Pitt Meadows ~ Part 2

During the 2006 & 2007 growing seasons, our small vegetable garden continued to provide us with fresh vegetables. I rotated crops between the beds, so that heavy feeders wouldn’t completely deplete nutrients and to enable nitrogen producing plants to feed the soil. We also added lots of compost and lime to our acidic soil every spring.

I built a ladder lattice to extend our growing space. My theory was to grow squash or cucumber vines up and over another crop.  I choose lettuce and spinach to be grown on the ground level, since they prefer cooler temperatures and can tolerate some shade. The experiement was a success! My trellis worked well, supporting the winter squash and for shading the heat-hating lettuce.

After the 2008 harvest, we realized that tending the lawn was a useless waste of time and space.  What we needed was more room for the vegetable garden. With more garden space we would not only eat fresh food all spring & summer but also be able to preserve any surplus for colder months.

Transforming the back lawn to food production was quite an easy descion for us, since our property back onto a park.  If we needed more green space, it was right out the back gate.  We did, however, decided to leave a token patch of green for the dogs.

We took a trip to the local Recycle/Reuse store and found several old planks of untreated wood.  They were purchasd for $1 per foot and loaded on to our small truck. That’s correct, loaded “on to” not “into” our truck. The long, heavy planks were stack from its roof out over the tail gate and strapped on with red bungies.  With the load securely attached, we were on our way for the 20 minute drive home.  All was going to plan, until we bounced over some train tracks and the weight of the lumber broke the tailgate.  So much for saving money this time.

The planks were trimmed and laid out according to my drawings. I allowed for ample space between the fence and the raised beds. It was just going to be shady there anyways. I also allowed for 2 feet between the 2 boxes, so the lawn mower could be used on the pathway.  Dave cut 4×4 posts into appropriate lengths to secure the corners.

After the landscape ties were removed, planks were placed around the original 3 raised beds. I believe this square section was 12’x 14′ equaling 168 square feet of growing space.

After organic composted soil was wheelbarrowed in to fill the first plot, a second garden plot was built. This second plot was not as wide but longer than the first, giving us another 160+ square feet of vegetable garden space. To the right of the picture, you can see the cement pathway that leads to the back gate.

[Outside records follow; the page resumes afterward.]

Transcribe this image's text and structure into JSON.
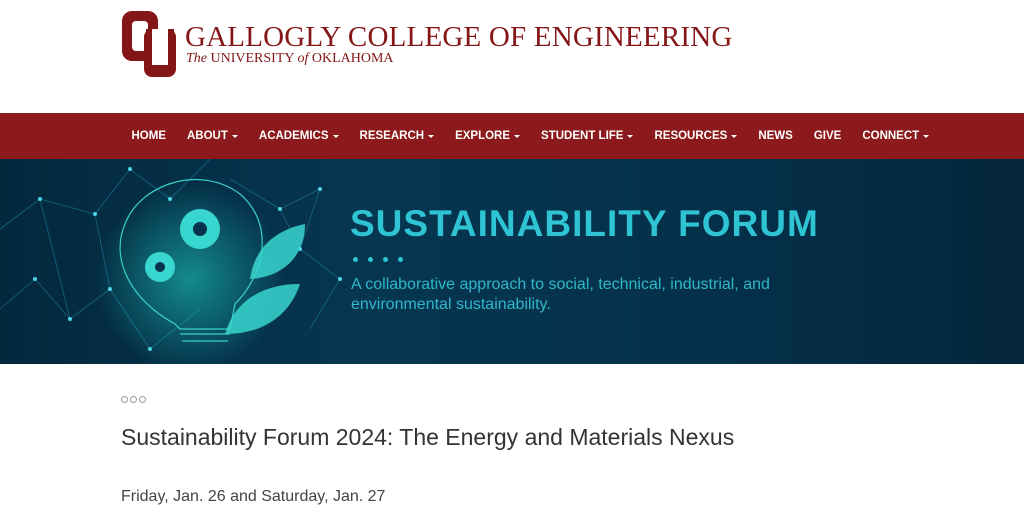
{
  "header": {
    "college_name": "GALLOGLY COLLEGE OF ENGINEERING",
    "univ_the": "The",
    "univ_part1": "UNIVERSITY",
    "univ_of": "of",
    "univ_part2": "OKLAHOMA",
    "logo_icon": "ou-interlocking-logo",
    "brand_color": "#841617"
  },
  "nav": {
    "items": [
      {
        "label": "HOME",
        "dropdown": false
      },
      {
        "label": "ABOUT",
        "dropdown": true
      },
      {
        "label": "ACADEMICS",
        "dropdown": true
      },
      {
        "label": "RESEARCH",
        "dropdown": true
      },
      {
        "label": "EXPLORE",
        "dropdown": true
      },
      {
        "label": "STUDENT LIFE",
        "dropdown": true
      },
      {
        "label": "RESOURCES",
        "dropdown": true
      },
      {
        "label": "NEWS",
        "dropdown": false
      },
      {
        "label": "GIVE",
        "dropdown": false
      },
      {
        "label": "CONNECT",
        "dropdown": true
      }
    ],
    "bg_color": "#8c1a1c"
  },
  "banner": {
    "title": "SUSTAINABILITY FORUM",
    "subtitle": "A collaborative approach to social, technical, industrial, and environmental sustainability.",
    "accent_color": "#2ec4d4",
    "illustration_icon": "lightbulb-gears-leaves-icon"
  },
  "main": {
    "breadcrumb_icon": "breadcrumb-dots-icon",
    "title": "Sustainability Forum 2024: The Energy and Materials Nexus",
    "date": "Friday, Jan. 26 and Saturday, Jan. 27"
  }
}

It took many, many wheelbarrows of soil to fill plot #2, but the effort was worth it!  I think this picture was taken in September 2008. We were  getting the vegetable garden setup to allow for an early start in 2009.

The new plots full of organic soil, tucked in and put to bed for the winter. I spent a lot of time after this photo was taken, dreaming & planning my vegetable planting strategies for the following spring.